The first call may be slower due to numba compilation (JIT warm-up). Subsequent calls will be fast.
- Args:
- iterations: Number of iterations to run. If None, uses
get_rotation_period(). (Default: None)
- dt: Amount of rotation per step. Cranks rotate by their
angle * dt. (Default: 1)
- Returns:
Array of shape (iterations, n_joints, 2) containing all joint positions at each step. Access individual step positions via trajectory[step_idx, joint_idx] which gives (x, y).
- Note:
If any configuration becomes unbuildable during simulation, the corresponding positions will be NaN. Check for this with np.isnan(trajectory).any() or use solver.has_nan_positions().
- Example:
>>> trajectory = linkage.step_fast(iterations=1000) >>> print(trajectory.shape) # (1000, n_joints, 2) >>> # Get position of joint 2 at step 100: >>> pos = trajectory[100, 2] # (x, y)
- to_dict() dict[str, Any]
Convert this linkage to a dictionary representation.
The dictionary can be used for serialization or reconstruction.
- Returns:
Dictionary containing the linkage’s data including joints and solve order.
- Example:
>>> data = linkage.to_dict() >>> new_linkage = Linkage.from_dict(data)

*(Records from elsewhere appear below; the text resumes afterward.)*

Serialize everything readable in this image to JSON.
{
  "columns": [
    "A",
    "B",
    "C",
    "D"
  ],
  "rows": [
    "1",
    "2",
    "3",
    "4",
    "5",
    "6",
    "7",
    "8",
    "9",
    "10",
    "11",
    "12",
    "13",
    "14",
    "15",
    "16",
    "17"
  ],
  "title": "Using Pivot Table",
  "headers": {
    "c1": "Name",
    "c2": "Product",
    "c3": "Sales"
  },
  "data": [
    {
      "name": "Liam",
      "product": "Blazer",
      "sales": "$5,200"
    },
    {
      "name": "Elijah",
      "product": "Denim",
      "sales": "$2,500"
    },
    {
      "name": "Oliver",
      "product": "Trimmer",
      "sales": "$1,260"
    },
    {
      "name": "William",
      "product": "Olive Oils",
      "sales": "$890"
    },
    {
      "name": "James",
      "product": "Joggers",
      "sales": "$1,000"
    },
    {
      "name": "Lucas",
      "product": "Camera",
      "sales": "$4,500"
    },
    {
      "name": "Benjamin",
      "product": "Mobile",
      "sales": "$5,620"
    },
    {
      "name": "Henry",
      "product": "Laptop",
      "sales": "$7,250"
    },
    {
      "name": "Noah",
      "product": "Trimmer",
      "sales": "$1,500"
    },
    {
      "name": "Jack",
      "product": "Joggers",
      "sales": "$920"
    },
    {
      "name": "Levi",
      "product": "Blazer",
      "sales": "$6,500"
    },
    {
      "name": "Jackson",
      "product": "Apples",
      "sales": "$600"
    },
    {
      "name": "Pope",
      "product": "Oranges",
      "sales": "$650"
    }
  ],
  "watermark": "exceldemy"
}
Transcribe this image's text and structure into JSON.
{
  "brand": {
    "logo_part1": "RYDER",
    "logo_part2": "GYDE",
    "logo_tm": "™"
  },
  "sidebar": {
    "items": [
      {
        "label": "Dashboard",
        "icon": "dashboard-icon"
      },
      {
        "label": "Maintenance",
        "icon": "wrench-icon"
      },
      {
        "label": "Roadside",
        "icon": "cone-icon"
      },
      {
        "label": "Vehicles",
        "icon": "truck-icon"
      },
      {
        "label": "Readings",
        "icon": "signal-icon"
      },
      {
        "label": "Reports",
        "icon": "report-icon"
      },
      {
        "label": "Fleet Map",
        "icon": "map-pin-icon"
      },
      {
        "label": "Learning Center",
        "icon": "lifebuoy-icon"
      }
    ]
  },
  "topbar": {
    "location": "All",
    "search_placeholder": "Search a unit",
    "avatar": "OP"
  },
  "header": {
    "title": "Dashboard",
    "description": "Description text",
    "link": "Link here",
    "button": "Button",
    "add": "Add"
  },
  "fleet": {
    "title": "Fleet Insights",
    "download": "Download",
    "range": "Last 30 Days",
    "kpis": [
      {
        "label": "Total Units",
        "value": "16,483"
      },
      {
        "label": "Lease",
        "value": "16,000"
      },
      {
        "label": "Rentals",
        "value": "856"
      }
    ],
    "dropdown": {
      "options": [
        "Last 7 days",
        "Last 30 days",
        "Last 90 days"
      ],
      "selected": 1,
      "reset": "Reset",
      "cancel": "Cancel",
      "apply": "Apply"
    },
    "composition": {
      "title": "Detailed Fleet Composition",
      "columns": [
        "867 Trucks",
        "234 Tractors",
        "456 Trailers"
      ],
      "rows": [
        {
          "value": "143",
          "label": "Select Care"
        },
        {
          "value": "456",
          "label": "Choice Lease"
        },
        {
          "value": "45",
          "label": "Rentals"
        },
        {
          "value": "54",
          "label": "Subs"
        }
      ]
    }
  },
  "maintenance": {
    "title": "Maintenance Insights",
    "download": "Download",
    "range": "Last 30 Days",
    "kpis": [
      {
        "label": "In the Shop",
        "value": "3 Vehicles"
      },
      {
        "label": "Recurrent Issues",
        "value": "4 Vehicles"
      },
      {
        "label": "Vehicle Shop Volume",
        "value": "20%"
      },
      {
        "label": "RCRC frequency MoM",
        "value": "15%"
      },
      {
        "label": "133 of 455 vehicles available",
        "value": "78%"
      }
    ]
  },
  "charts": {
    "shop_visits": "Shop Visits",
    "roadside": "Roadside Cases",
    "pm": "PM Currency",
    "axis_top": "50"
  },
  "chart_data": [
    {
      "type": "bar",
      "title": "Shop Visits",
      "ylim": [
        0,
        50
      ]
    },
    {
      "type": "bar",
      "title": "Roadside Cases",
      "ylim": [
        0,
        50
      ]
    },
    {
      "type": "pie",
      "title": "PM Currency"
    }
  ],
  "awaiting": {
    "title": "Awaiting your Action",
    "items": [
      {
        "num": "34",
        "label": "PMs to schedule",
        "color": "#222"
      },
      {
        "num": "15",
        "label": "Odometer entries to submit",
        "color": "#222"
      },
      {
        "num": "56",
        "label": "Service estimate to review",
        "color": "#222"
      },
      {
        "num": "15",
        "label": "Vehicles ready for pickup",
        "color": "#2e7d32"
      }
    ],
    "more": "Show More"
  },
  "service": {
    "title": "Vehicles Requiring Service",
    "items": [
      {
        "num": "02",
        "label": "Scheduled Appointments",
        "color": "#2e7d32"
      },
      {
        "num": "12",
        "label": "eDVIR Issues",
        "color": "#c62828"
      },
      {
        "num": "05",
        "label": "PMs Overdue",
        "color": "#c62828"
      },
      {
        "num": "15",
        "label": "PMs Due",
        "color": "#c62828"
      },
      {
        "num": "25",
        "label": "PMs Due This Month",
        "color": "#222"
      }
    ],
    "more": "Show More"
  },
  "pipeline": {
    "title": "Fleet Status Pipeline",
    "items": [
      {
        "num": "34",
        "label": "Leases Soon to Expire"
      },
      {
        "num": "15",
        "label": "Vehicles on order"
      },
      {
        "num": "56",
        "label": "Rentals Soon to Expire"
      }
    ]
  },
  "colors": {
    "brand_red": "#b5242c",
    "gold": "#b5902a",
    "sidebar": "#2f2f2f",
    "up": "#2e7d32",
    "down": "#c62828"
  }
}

- to_json(path: str | Path) None
Save this linkage to a JSON file.
- Args:
path: Path to the output JSON file.
- Example:
>>> linkage.to_json("my_linkage.json") >>> loaded = Linkage.from_json("my_linkage.json")
- class pylinkage.linkage.Simulation(linkage: Linkage, iterations: int | None = None, dt: float = 1)
Bases:
objectContext manager for linkage simulation.
Provides a clean interface for iterating over linkage positions with automatic setup and teardown.
- Example:
>>> with linkage.simulation(iterations=100) as sim: ... for step, coords in sim: ... # coords is a tuple of (x, y) for each joint ... print(f"Step {step}: {coords}")
- property iterations: int
Number of iterations for this simulation.
- pylinkage.linkage.bounding_box(locus: Iterable[tuple[float, float]]) tuple[float, float, float, float]
Compute the bounding box of a locus.
- Parameters:
locus – A list of points or any iterable with the same structure.
- Returns:
Bounding box as (y_min, x_max, y_max, x_min).
- pylinkage.linkage.kinematic_default_test(func: Callable[[...], float], error_penalty: float) Callable[[Linkage, Iterable[float], JointPositions | None], float]
Standard run for any linkage before a complete fitness evaluation.
This decorator makes a kinematic simulation, before passing the loci to the decorated function.
- Parameters:
func – Fitness function to be decorated.
error_penalty – Penalty value for unbuildable linkage. Common values include float(‘inf’) and 0.